21. November 2024 - Verständnis und Akzeptanz für die Vielfalt von unterschiedlichen Lebensweisen und Geschlechtsidentitäten im Alter will die Ausstellung „Besonders habe ich mich immer gefühlt“ fördern. Vorgestellt werden die Lebenswelten von sieben Lesben, Schwulen und Trans*-Personen zwischen 64 und 85 Jahren. Auf Rollups werden sie mit Foto und einem Text zu ihren Lebensstationen porträtiert.

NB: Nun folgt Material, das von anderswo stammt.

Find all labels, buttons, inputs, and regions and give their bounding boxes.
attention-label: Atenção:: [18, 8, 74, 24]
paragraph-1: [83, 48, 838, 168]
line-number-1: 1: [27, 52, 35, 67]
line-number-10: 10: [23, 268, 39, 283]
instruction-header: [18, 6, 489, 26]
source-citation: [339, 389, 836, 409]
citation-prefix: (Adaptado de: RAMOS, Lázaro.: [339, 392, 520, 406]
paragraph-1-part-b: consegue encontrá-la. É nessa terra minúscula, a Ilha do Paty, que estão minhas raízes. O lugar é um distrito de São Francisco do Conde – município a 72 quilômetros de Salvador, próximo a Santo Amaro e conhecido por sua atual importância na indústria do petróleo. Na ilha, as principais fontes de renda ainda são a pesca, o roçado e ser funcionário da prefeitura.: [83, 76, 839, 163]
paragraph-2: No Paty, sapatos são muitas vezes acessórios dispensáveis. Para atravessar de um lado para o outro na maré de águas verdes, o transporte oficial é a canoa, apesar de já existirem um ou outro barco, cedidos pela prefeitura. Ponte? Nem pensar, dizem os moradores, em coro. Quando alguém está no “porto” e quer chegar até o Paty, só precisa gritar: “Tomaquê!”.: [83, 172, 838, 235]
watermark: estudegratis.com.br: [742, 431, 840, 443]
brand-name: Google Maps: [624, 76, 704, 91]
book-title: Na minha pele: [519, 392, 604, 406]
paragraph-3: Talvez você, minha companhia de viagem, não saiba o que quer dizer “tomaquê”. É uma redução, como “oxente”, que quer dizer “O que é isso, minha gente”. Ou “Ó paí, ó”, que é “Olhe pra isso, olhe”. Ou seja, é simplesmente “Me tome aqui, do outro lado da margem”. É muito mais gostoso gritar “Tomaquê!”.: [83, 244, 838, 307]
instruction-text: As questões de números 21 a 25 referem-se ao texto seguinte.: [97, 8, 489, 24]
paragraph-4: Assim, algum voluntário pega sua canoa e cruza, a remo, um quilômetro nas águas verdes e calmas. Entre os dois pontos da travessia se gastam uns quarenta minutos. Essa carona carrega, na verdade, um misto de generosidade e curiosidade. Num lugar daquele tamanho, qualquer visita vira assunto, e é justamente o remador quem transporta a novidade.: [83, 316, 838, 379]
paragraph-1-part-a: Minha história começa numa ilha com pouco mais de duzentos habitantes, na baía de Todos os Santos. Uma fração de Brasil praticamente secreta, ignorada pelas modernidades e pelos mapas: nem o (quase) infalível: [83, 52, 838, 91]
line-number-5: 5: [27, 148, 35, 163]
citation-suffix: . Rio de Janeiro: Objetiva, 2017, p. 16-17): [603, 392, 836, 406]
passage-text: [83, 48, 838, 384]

Die Ausstellung läuft bis Mitte Dezember in der Main-Kinzig-Akademie für Gesundheit und Pflege in Gelnhausen. Damit will die Main-Kinzig-Akademie für die Aus- und Weiterbildung von Fachkräften in der Pflege für die besonderen Wünsche, Erwartungen und Ängste dieser Zielgruppe sensibilisieren. Viele dieser Menschen haben schwierige Lebenswege hinter sich. Sie erlebten und erleben Abwertung und Diskriminierung. Traumatische Erfahrungen wie die Strafverfolgung Schwuler durch den ehemaligen Paragrafen 175 Strafgesetzbuch, bei lesbischen Frauen die Sorgerechtsentziehung für Kinder aus ihren vormals heterosexuellen Beziehungen oder die Pathologisierung von Transpersonen wirken nach. Verstecken und verheimlichen wurde zur Überlebensstrategie – und ist es für manche heute noch. Die Angst vor Behörden und medizinischen Einrichtungen sitzt oft tief.

Die Hessische Landesfachstelle LSBT* im Alter hat die Wanderausstellung erarbeitet. Sie informiert Beschäftigte der Altenhilfe, Politik und Verwaltung über die Bedarfe von älteren lesbischen, schwulen, bisexuellen und trans*-Personen. Vielfach fehlt in den Einrichtungen noch das Wissen des Fachpersonals über die besonderen medizinischen und pflegerischen Erfordernisse im Umgang mit älteren LSBT*-Personen.

Die Azubis waren von den Lehrkräften Silvia Häuser, Ina Pauli und Schulleiterin Anett Taranko im Unterricht auf das Thema sexuelle Diversität vorbereitet worden. „Wir sind hier international, manche Auszubildenden kommen aus Ländern, wo queeres Leben verboten oder sogar mit der Todesstrafe bedroht ist“, erläutert sie. Die jungen Leute zeigten sich gut vorbereitet, als Elke Kreß und Markus Johannes von der Hessischen Landesfachstelle LSBT* im Alter ihnen Fragen zu den verschiedenen geschlechtlichen Identitäten stellten. Drei der sieben in der Ausstellung porträtierten Personen stellten sich bei der Vernissage im überfüllten Hörsaal der Akademie den Fragen der Auszubildenden und Lehrkräfte. Corry (79) und Marie-Luise (85), die seit 30 Jahren verheiratet sind (seit 2018 auch rechtlich) und dafür begeisterten Applaus ernteten, und Sue (79), die sich im falschen Körper fühlte, aber erst im Ruhestand das Outing wagte und heute nach Hormontherapie und Geschlechtsangleichung endlich ihre wahre Identität leben kann.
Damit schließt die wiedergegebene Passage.